Mobster John Gotti given final farewell
A decade ago, John Gotti bid farewell to his family and wiseguys to spend the rest of his life in jail. Now it’s their turn to say goodbye after the nation’s former top Mafia boss died of cancer this week in a prison hospital.
After a two-day wake that featured larger-than-life floral arrangements, Gotti family members today were to bury the man who schemed and shot his way to the top of the Gambino family.
A private service inside a funeral home in Queens, New York, was to be followed by a motorcade headed by the hearse carrying Gotti that was scheduled to drive past his family home and his mob crew’s headquarters.
Gotti’s brothers, Peter and Gene, and his son, John, would not attend the send-off. All three were in jail when the ‘‘Dapper Don’’ died on Monday.
The burial would not follow a Mass of Christian Burial, as the family had hoped. Bishop Thomas Daily, head of the Diocese of Brooklyn, ruled that Gotti was not entitled to a funeral Mass.
At issue is a church precept called ‘‘scandal’’ - the idea that the wrong message would be sent to the church faithful by granting a funeral Mass to someone who lived outside church teachings.
The denial is not a judgment on the deceased’s lifestyle, since the church believes only God can make that determination.
Daily did allow Gotti’s burial in a Roman Catholic cemetery, St John’s, where a who’s who of 20th century Mafiosi were buried. Some, like Carlo Gambino and Joseph Profaci, died of natural causes. Others, like Carmine Galante and Joe Colombo, were victims of their lifestyles - both shot to death.
Gotti’s final resting place sits inside an imposing five-storey building at St John’s Cemetery. At the bottom of the gentle hill leading up to the mausoleum sits the crypt holding the remains of Charles ‘‘Lucky’’ Luciano, the infamous mobster.
The Gotti crypt sits behind dark, wooden, cathedral-style doors; the family name is written across its wooden front in Gothic lettering. A small bit of natural light bleeds in from down the wood-panelled hallway.
Gotti will rest next to his son, Frank, who died at the age of 12 when he was struck by a neighbour’s car while riding a minibike near his home. Though ruled blameless by police, the neighbour was abducted weeks later and never seen again. No charges were ever brought.
Like the other mob bosses in St John’s, Gotti achieved notoriety through his ascension to the upper ranks of La Cosa Nostra.
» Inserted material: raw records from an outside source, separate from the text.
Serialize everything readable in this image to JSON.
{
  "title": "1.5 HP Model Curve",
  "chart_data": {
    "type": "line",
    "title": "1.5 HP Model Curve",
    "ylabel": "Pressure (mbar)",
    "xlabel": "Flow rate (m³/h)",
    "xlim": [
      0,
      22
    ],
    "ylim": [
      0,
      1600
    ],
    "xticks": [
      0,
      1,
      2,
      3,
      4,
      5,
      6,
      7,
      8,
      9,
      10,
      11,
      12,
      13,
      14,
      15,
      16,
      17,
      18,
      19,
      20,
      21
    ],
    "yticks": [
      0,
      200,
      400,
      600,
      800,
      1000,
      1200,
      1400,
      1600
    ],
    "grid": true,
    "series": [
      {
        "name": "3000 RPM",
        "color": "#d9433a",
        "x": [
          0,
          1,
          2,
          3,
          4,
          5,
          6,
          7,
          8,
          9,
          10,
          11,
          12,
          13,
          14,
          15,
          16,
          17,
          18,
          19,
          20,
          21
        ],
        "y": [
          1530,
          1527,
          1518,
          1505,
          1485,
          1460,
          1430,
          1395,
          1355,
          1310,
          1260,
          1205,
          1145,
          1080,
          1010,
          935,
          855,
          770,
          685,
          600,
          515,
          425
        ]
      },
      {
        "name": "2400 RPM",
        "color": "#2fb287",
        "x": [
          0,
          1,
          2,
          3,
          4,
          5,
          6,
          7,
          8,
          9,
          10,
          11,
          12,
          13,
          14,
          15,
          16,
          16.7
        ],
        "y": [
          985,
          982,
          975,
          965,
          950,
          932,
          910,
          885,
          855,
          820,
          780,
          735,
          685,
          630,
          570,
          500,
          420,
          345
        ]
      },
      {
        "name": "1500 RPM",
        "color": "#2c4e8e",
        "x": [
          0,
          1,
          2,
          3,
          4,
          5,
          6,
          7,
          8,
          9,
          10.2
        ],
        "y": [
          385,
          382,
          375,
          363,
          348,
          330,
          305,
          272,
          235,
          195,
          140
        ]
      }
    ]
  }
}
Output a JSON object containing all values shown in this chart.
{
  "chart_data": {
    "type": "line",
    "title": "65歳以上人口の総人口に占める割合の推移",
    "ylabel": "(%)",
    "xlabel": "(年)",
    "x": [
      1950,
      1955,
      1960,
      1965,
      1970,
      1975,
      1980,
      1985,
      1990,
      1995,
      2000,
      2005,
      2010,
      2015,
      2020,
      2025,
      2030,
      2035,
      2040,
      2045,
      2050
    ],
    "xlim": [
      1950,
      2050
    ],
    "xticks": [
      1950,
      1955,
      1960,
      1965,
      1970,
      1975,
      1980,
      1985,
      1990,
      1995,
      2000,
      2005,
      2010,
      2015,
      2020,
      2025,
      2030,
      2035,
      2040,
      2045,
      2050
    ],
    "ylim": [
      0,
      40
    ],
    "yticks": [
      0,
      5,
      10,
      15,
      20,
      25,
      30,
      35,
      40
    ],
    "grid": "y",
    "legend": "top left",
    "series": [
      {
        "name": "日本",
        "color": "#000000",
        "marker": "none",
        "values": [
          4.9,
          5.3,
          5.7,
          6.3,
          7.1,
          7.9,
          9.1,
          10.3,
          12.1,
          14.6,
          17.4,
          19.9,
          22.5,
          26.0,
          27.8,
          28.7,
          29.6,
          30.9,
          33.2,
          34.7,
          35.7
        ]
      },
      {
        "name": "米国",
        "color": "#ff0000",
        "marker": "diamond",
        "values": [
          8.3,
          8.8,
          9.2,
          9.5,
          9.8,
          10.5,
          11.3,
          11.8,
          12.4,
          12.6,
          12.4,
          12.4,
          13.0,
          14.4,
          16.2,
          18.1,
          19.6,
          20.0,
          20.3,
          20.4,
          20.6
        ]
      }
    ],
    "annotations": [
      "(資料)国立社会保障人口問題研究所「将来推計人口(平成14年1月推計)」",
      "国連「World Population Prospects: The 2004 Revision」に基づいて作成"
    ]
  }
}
Gotti was a street capo running a gang out of the Bergin Club until he orchestrated the 1985 murder of his predecessor, ‘‘Big Paul’’ Castellano. Within two years, he had captured public attention like no mobster since Al Capone.
An Andy Warhol portrait of Gotti appeared on the cover of Time magazine. He wore designer suits with hand-painted ties. He dined at fine restaurants, and thumbed his nose at the FBI agents who made him public enemy Number One.
But in 1992, Gotti was convicted of murder and racketeering, and sentenced to life in prison. He died of throat cancer in a prison hospital in Missouri a decade after leaving his native New York for the last time.